Good news: Brownfields account for 80% of new developments in Cambridgeshire in 2011-2012
by Ksenia Gerasimova
While there is no universally agreed definition of a brownfield, one can say that it is antonym of greenfield, land which never was in use. Often brownfield is understood as 'any recycled site which does not pose any threat to humans or the environment' (Dixon et al, 1999).
However, brownfields are also used to refer to derelict and contaminated lands, where possibility of pollution is high. Thus, monitoring and control pollution (water, soil) is essential for well-being of local environment and communities who live in vicinity of a brownfield site. Without any doubt, brownfield re-use and development is a part of sustainable development practices.

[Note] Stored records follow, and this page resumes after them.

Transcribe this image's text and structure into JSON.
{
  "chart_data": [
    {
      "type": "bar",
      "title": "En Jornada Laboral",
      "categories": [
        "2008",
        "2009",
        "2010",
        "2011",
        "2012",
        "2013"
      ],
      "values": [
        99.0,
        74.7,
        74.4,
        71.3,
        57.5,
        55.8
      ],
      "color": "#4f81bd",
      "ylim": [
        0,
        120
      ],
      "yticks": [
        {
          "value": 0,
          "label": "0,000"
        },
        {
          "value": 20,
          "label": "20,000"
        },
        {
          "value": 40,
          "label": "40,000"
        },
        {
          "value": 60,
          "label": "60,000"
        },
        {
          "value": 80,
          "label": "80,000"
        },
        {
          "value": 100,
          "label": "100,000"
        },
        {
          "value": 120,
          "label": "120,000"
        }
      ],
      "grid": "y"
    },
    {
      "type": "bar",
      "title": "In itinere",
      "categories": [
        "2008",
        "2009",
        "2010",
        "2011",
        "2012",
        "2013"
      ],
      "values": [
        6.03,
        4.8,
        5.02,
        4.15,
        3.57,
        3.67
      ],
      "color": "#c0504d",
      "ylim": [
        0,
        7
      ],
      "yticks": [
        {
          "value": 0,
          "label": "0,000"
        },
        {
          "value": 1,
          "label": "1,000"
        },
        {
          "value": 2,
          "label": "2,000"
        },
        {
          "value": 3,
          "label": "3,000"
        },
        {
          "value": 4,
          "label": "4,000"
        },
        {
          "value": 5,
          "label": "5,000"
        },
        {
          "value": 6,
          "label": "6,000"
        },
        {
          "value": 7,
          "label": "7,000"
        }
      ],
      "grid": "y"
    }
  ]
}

Under the current land use categories, two categories 'Vacant land previously developed' and 'Derelict land' refer to brownfields. The difference between them is that derelict land requires demolition work, clean-up and levelling before the actual redevelopment. So it is very costly. No wonder that most brownfields in redevelopment are from the first category. The actual redevelopment of brownfields also presents social benefits, it can create new jobs and contribute solutions to housing shortage.
The British government has committed to bring more land in sustainable use. The national target set to be achieved by 2008 was 60% of new developments to be built on previously developed land. According to National Land Use Survey from 2001, 66 000 hectare were available for re-use. The geographical spread of such land however varies from county to county. The most urbanised areas have higher concentration of brownfields, such as London area of which 90% accounts for brownfields. Often the proportion of urban land not previously developed is very small in such areas and in fact such level of brownfield re-use can indicate a high level of urbanisation.
According to the Research and Monitoring Team of Cambridge County Council, since 1999, just under 50% of business development has been completed on brownfield land. However, this proportion has been increasing over the years, with such a result that in 2011-2012 it exceeded 80% (see Table 1). Well done Cambridge!
Cambridgeshire County Council (2012) Growth and Economy Research and Monitoring. Business and Development in Cambridgeshire 1999-2012.
Dixon T.J. McGarty J.L., Pottinger G. (1999)'Waste not, want not?' : brownfield development and the effects of the Landfill Tax Reading: College of Estate Management
National Land Use Database (2001) Survey.